The first all-electronic autopilot
The precision targeting made possible by the bombsights demanded a higher level of precision in maintaining a plane's course, attitude, altitude, and trim--far beyond what could be attained with a bombardier-pilot team or commercial autopilot.   

Some of the B-17s in the late 1930s came equipped with a Sperry A-3 commercial autopilot. The gyros in the A-3 sensed only simple angular displacement of the aircraft from the desired course. It used pneumatic hydraulic servo systems that were sluggish, and since there was no measure of velocity or acceleration, the system tended to overcompensate in rough air and thus oscillate.     

The Norden company developed an autopilot called the stabilized bombing approach equipment (SBAE), also based upon the earlier displacement only signal technology of commercial auto pilots. The Norden SBAE's mechanically sliding trolley-contact electric servos had simple dashpots or shock absorbers that produced negative clamping to eliminate oscillations, but this also showed response either to wind buffeting or to commands from the bombsight. The result was flight control no better than that of the Sperry A-3 commercial autopilot.    

For the new Sperry S-l bombsight, Frische invented the first all-electronic autopilot, the A-5. It was based on three dual element vacuum tube amplifiers, each corresponding to a different axis in the aircraft's control system: roll, pitch, and yaw. The tubes had been subjected to accelerated life testing, temperature cycling, and vibration to ensure unprecedented reliability.     

Each tube amplified the weak signal measured from the autopilot's own set of sensors on the high-speed induction gyros. More important, in addition to the displacement-error signal, the A-5 autopilot adjusted for the first and second time derivatives (the velocity and acceleration with which the aircraft departed from the base reference signal). The amplified signals controlled independent electro hydraulic servomechanisms, providing fast response for stabilizing the aircraft.

This resulted in a system that was critically damped, thus allowing for the aircraft's inertia, and was much more responsive than the electromechanical technology to wind gusts and command signals from the bombsight.     

Controls for the Sperry S-1 bombsight were electrically connected to the A-5 autopilot. Once the bombing run was begun, the pilot turned the aircraft over to the bombardier, who then flew the bomber by tracking the target through the bombsight. When the bombsight determined that the release point had been reached, it alerted the bombardier and dropped the bomb. The combination of the two Sperry mechanisms into one system led to unprecedented accuracy in targeting while in combat.     

The officials of the U.S. Army Air Corps were so impressed with the Sperry A-5 autopilot's performance that on June 17, 1941, the company was awarded a government contract authorizing the 186, 000 square-- meter plant in Great Neck, N. Y., for manufacturing the A-5 autopilot and S1 bombsight.

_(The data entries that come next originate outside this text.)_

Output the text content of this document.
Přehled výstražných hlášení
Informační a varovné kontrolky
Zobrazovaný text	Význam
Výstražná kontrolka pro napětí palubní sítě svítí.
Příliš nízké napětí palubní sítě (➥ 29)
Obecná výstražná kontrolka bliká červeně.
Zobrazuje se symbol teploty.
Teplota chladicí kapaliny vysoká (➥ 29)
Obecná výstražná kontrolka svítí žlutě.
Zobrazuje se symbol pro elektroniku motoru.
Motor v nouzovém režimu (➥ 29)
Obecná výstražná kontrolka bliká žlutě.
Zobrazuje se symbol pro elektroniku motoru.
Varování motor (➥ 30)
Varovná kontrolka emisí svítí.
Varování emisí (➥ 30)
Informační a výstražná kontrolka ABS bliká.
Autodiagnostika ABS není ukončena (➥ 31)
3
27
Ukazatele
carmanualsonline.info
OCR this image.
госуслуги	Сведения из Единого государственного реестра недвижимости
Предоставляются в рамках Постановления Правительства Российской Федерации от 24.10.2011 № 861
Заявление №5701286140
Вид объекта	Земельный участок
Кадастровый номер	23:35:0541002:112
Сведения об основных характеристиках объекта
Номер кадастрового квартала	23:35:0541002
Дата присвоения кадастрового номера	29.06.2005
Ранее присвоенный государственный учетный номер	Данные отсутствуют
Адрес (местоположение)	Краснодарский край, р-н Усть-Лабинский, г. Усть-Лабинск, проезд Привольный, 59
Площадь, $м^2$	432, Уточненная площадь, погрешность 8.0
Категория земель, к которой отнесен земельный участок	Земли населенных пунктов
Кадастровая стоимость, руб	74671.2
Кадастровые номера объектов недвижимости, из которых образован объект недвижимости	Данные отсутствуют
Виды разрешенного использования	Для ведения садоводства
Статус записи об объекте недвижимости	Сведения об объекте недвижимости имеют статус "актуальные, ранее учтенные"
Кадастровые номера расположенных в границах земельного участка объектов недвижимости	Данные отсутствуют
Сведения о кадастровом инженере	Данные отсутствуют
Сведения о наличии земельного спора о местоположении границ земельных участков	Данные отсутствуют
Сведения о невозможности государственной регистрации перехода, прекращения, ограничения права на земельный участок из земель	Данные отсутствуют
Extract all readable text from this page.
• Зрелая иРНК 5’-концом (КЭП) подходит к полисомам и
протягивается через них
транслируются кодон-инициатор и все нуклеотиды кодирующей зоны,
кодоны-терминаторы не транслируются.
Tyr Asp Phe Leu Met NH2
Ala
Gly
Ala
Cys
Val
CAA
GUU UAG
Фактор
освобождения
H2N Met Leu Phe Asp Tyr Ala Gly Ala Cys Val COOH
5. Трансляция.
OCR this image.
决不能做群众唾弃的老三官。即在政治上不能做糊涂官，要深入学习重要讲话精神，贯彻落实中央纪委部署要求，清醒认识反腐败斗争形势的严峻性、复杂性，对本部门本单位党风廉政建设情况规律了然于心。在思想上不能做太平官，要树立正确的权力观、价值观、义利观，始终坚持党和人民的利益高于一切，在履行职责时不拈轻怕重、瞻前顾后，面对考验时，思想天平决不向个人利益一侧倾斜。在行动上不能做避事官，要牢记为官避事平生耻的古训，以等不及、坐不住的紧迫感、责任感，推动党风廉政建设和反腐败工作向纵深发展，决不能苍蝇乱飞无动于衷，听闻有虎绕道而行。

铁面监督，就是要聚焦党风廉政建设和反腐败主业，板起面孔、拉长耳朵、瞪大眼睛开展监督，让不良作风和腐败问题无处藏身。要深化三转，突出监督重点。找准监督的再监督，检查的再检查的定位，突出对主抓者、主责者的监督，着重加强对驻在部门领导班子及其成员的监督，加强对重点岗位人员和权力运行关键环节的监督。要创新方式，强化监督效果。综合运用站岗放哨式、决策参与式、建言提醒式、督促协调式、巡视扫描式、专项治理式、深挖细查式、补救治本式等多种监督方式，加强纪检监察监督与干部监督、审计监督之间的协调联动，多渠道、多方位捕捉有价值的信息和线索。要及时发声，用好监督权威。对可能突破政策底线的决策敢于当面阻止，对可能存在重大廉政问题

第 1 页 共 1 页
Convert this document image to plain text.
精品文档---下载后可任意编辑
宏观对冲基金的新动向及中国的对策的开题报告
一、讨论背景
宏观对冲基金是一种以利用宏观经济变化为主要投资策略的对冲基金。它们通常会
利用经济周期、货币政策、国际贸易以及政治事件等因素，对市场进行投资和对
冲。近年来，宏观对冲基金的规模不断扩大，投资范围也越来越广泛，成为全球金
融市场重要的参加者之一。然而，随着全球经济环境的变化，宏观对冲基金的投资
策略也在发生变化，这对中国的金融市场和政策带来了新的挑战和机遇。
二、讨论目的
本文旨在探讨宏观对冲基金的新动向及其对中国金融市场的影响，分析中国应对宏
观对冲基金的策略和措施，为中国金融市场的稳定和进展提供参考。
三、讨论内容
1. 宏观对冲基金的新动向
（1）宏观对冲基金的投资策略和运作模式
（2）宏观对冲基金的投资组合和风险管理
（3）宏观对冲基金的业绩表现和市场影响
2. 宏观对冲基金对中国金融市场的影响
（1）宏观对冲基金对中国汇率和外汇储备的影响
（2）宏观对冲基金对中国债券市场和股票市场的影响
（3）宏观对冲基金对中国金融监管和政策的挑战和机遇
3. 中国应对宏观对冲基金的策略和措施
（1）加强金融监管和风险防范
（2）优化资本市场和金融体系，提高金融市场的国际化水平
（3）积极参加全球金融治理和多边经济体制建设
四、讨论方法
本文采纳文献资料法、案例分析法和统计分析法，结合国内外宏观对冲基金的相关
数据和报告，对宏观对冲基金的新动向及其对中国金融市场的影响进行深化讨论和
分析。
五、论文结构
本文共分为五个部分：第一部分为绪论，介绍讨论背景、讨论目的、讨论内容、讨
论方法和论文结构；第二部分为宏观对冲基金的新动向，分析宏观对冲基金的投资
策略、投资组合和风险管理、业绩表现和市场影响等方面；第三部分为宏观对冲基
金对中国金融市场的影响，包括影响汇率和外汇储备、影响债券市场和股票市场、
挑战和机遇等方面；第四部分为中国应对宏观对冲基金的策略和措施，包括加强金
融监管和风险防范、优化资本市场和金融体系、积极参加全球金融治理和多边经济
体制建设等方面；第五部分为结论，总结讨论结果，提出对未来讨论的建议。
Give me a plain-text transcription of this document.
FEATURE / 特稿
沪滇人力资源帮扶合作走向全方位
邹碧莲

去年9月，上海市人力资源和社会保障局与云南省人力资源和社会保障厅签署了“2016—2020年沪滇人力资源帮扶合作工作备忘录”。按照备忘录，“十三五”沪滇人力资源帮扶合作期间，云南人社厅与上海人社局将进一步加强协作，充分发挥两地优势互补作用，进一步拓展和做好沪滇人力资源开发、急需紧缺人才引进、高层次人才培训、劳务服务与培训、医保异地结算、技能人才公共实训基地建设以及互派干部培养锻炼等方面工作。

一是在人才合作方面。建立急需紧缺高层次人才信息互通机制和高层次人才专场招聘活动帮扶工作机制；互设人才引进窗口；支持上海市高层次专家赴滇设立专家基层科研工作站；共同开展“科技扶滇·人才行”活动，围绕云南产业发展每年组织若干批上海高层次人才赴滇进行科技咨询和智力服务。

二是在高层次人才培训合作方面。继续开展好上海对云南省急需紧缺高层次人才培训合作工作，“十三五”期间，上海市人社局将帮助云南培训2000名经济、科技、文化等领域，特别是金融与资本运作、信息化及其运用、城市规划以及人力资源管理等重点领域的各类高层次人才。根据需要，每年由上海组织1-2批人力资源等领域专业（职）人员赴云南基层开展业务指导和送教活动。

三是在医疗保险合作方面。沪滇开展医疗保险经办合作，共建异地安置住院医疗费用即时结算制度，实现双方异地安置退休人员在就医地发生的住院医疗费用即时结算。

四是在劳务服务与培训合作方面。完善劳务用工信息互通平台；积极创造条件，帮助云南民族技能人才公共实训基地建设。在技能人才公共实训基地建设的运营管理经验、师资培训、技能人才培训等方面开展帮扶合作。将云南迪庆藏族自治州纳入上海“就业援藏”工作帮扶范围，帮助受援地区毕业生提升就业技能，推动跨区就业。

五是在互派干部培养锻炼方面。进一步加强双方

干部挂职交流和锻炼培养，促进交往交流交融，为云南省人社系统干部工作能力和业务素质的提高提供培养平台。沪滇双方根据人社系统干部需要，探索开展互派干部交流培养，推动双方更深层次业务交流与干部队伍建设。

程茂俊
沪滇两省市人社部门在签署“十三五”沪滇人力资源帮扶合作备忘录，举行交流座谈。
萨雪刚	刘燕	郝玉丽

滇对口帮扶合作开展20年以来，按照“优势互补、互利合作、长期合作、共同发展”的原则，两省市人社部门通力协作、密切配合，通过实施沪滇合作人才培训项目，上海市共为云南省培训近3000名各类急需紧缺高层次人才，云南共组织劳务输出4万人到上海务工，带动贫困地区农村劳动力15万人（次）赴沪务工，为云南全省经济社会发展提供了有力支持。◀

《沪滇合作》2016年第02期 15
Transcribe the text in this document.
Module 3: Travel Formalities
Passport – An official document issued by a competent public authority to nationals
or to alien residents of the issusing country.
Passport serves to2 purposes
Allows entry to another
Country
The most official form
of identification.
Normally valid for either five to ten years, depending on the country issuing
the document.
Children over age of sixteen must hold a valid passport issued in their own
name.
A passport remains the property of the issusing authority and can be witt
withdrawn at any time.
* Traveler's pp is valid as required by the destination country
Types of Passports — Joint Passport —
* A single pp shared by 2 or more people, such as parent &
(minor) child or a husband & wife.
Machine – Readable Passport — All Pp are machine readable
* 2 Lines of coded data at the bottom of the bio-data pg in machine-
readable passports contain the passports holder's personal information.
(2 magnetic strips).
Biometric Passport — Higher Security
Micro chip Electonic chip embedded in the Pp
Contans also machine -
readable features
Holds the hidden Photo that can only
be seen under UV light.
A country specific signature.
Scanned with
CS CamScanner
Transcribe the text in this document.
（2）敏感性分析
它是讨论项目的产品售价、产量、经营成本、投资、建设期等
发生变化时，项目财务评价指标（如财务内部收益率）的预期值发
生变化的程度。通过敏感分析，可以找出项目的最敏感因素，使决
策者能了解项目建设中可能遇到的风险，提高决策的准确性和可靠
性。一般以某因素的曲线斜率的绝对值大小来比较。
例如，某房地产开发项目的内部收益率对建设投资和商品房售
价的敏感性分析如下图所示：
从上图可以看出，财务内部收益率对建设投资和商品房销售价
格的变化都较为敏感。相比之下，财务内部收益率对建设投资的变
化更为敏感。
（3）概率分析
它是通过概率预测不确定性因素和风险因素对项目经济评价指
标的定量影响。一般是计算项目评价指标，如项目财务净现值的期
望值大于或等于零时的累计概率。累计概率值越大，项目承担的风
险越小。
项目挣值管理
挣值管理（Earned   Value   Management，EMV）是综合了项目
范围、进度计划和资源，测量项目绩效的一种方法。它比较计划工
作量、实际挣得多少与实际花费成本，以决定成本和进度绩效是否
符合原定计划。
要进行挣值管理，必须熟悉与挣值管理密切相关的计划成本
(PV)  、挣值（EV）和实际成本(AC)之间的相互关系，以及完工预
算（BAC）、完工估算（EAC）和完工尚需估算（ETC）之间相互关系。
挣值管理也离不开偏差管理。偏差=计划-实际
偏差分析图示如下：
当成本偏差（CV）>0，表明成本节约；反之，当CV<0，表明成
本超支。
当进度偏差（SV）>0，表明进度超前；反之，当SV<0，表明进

The Air Corps also issued a Teletype message noting its decision "that in the future all production models of bombardment airplanes be equipped with the A-5 Automatic Pilot and have provisions permitting the installation of either the M-Series [Norden] Bombsight or the S-l Bombsight."

Rivalry and salesmanship
The Norden company was not pleased with Sperry's growing competition. As early as July 29, 1937, when the Air Force's Major General Andrews began encouraging Sperry to develop a bombsight for Air Force planes because Norden could not meet the demand, a conference was held at the Norden company in New York City between Navy, Air Corps, and Norden personnel.